Nos contos e causos que por cá escuto, atento-me aos que me acordam o sentimento, e aos que me provocam o pensar... e penso! Penso tanto que cansa-me o espírito de pensar, mas não desisto da tarefa pois, assim, aprendo, e muito!
Essa gente de vida mais que simples, de sorriso mais que mistério, de fala mais que alta e de desconfiança mais que evidente estão sabedorias das que brilham como ouro e prata, justamente um tesouro não valioso no mundo moderno do metal que compra vidas, sorrisos, mistérios e as falas.
Nem a vida, nem os sorrisos, muito menos o mistério dessa gente esconde as cicatrizes ainda bem abertas de uma história que insistem em nos contar, o que, no meu parco entendimento não é nada senão um apelo, uma súplica por defesa e proteção, ainda que a confiança em nós depositada seja evidentemente desconfiada. Uma desconfiança que reside na história de muitos “malaes” que por cá viveram e vivem, e se aproveitam das moças e moços dessa gente, que insistem em impor uma superioridade sem sentido, que sujam suas ruas e praias, que desvalorizam sua cultura e envergonham suas nações por eles aqui representadas e que nada enxergam a não ser os interesses próprios, de suas organizações e instituições.
Interessante como o mal institucionado tem uma força desumana e irresponsável. É capaz de dizimar um povo, de destruir as relações entre as pessoas e massacrar toda uma cultura em favor de intenções duvidosas e arbitrárias, desnutridas de nobreza e humanismo. Em contrapartida, o bem, que já é escasso individualmente, quando institucionado encontra todo o tipo de resistência para existir, dos entraves burocráticos aos impedimentos da preguiça, do orgulho e do egoísmo humanos.
Há que se encontrar um ponto de equilíbrio entre as duas forças energéticas que movem as intenções do homem. Que o mal exista na medida certa para nos fazer acreditar que exista algo bem melhor, e, assim criemos recursos tais de superação de intempéries e contrariedades. Que o bem tenha a força tal para não sucumbir às dificuldades necessárias para sua condução. Que o ser humano seja assim realmente, sinta sem restrições, emocione-se sem permissões, ame sem condições e, por ser humano, tenha a sabedoria de lidar com o bem e o mal sem moderações, com convicções e, acima de tudo, com determinações!!!

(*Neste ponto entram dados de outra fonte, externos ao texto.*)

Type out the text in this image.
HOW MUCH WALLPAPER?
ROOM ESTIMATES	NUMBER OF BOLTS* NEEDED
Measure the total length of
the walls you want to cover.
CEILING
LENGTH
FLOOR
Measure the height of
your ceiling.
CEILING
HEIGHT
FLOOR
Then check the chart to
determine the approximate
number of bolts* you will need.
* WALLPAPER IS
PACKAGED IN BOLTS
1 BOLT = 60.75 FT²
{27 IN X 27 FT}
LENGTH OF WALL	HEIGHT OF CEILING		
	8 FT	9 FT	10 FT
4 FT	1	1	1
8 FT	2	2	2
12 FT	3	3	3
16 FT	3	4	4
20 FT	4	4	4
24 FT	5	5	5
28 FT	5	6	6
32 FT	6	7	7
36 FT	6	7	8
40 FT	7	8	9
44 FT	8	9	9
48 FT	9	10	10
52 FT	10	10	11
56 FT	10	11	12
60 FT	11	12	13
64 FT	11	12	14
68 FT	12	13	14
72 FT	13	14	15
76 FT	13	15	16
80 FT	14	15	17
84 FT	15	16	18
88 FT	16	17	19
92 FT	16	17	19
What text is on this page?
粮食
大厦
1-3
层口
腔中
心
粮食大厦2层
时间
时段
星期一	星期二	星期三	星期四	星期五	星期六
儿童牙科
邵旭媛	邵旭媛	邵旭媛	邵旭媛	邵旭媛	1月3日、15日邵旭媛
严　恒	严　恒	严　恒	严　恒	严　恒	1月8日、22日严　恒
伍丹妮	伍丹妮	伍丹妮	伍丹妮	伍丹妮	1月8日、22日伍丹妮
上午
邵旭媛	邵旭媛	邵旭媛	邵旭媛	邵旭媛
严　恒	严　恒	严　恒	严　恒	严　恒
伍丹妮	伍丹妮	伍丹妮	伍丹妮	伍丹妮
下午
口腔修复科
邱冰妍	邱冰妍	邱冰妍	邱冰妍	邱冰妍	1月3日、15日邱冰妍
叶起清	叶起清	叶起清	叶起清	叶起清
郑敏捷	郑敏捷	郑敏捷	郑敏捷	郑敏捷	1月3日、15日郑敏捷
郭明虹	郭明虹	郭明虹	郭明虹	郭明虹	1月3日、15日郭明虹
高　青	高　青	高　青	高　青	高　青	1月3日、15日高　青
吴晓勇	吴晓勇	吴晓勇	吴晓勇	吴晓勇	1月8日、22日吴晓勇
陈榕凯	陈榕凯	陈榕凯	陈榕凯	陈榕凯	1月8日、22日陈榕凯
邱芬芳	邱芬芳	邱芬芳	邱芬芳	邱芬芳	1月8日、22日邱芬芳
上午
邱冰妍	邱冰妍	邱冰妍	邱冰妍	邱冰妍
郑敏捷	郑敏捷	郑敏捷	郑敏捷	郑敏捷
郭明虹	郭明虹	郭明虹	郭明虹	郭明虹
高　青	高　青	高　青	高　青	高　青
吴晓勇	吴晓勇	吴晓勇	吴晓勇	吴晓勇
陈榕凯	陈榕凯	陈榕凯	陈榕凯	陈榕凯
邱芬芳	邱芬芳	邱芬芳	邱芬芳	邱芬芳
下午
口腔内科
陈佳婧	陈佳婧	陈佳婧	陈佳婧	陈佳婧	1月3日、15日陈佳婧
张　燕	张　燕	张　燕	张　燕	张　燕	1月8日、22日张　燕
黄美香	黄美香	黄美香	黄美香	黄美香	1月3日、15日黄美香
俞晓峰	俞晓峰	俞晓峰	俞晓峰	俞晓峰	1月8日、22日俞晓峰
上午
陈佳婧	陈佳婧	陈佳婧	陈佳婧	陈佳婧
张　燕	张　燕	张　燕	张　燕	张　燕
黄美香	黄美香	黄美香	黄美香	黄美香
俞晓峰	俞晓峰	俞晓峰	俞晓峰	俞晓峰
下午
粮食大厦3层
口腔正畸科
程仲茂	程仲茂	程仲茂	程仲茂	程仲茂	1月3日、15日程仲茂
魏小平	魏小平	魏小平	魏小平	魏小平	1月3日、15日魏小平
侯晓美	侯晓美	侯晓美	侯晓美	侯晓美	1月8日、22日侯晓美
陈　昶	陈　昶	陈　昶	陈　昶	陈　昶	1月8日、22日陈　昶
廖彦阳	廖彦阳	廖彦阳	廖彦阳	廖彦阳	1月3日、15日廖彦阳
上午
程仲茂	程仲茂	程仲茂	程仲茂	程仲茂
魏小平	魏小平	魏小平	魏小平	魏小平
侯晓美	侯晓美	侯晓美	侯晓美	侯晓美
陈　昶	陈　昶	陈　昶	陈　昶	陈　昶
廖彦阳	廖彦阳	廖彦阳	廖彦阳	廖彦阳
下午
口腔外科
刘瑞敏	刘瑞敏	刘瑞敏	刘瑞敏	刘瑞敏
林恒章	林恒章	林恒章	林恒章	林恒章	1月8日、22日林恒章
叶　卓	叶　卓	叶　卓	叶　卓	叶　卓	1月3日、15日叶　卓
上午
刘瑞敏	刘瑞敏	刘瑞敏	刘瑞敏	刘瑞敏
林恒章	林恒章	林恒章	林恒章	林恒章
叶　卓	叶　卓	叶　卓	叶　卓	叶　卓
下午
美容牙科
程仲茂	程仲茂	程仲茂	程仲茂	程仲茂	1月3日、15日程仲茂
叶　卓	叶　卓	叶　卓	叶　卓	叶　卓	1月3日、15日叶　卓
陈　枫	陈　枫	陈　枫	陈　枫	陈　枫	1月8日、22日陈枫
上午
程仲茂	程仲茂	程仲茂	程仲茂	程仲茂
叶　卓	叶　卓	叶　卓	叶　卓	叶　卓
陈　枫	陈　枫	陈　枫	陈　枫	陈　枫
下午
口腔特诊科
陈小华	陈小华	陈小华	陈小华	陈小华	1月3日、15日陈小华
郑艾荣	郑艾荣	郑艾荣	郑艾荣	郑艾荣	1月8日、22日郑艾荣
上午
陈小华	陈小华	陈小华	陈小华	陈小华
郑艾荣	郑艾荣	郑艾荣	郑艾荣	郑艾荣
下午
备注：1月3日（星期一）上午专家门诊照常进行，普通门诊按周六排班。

terça-feira, 20 de março de 2012

Cantando o Timor

Estar no Timor, é cantar... e, conforme o poeta, “quando o canto é reza, todo toque é santo!”

Escuto por aqui histórias de arrepiar os cabelos! Relatos da guerra, a “caçada” aos timorenses, a morte de parentes e amigos, a fuga e o esconderijo na floresta, nas montanhas, as torturas e massacres... e isso, dito por bocas que ainda não calaram a dor em si, mas não a transformam em motivo de depressão ou para despertar a piedade alheia, mas na intenção única de alertar a todos para que nada disso volte a acontecer... Nessas horas eu canto!

Leio textos de meus alunos falando das dificuldades por eles vencidas para estarem em um banco universitário. O orgulho que possuem por terem alcançado esse estágio e a vontade de ajudarem o seu país, ainda que não saibam como, mas, na visão deles, a universidade dará esse rumo!!! Contam-me da pobreza em que vivem seus familiares, da escassez na infância e da dificuldade em se manterem na capital do país, longe de todos e sem recursos que permitam que se alimentem adequadamente... Nessas horas eu canto!

Converso com professores que realizam trabalhos miraculosos com turmas de 100, 120 alunos e conseguem que estes construam conhecimentos e que consigam fazer reflexões valiosas a respeito das condições de seu país e de seu povo. A respeito do que aconteceu-lhes historicamente e do que há ao redor ainda hoje como ameaça. Da suposta ajuda das cooperações internacionais e da presença da ONU neste território. Da força da religião por aqui e da esperança que todo esse conhecimento venha trazer-lhes algum alívio nacional... nessas horas eu canto!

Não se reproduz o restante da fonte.